Laura : À la base, il s'agit une collaboration avec le FRAC de Provence-Alpes-Côte d'Azur, collaboration qui a pu exister grâce à l'aide financière d'une fondation – Logirem, le bailleur des logements sociaux à Marseille.

Et quel était l'objectif de départ ?
Laura : Pousser ces ados à s'approprier la culture du fanzine et leur faire découvrir toute la chaîne du fanzine, de la création à la distribution, en passant par la production.

En plus de ça, je voulais que ces jeunes possèdent un objet qu'ils avaient eux-mêmes créé, afin qu'ils puissent en parler à leurs potes, le faire circuler en dehors du quartier, ou l'exposer dans un salon consacré aux fanzines.

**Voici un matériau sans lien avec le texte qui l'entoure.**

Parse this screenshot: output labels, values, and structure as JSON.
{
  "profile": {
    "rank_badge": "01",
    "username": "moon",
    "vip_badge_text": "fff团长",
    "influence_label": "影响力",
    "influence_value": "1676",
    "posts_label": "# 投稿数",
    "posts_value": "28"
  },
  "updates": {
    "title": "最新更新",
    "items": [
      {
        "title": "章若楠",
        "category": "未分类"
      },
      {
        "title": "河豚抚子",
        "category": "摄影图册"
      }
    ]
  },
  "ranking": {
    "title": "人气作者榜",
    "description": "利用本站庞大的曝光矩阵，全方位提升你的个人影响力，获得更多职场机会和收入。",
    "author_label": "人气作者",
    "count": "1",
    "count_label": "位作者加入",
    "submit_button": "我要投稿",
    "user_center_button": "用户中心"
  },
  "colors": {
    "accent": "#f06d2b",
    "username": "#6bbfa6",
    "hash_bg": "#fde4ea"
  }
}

À mes yeux, il était également important qu'ils découvrent différentes manières d'appréhender le fanzine. Pour ce faire, j'ai invité plusieurs intervenants : les Editions Mise à jour, Antoine, et le New Yorkais Pat McCarthy, qui leur a montré sa sculpture mobile permettant de réaliser des fanzines dans la rue.

À première vue, on pourrait croire que le fanzinat est très éloigné des préoccupations quotidiennes de ces jeunes.
Laura : Il l'est, c'est une évidence ! C'est tout l'intérêt du projet, d'ailleurs. On a voulu leur faire découvrir un nouveau médium – un truc très libre, expérimental, qui accepte les erreurs et encourage la créativité et l'innovation.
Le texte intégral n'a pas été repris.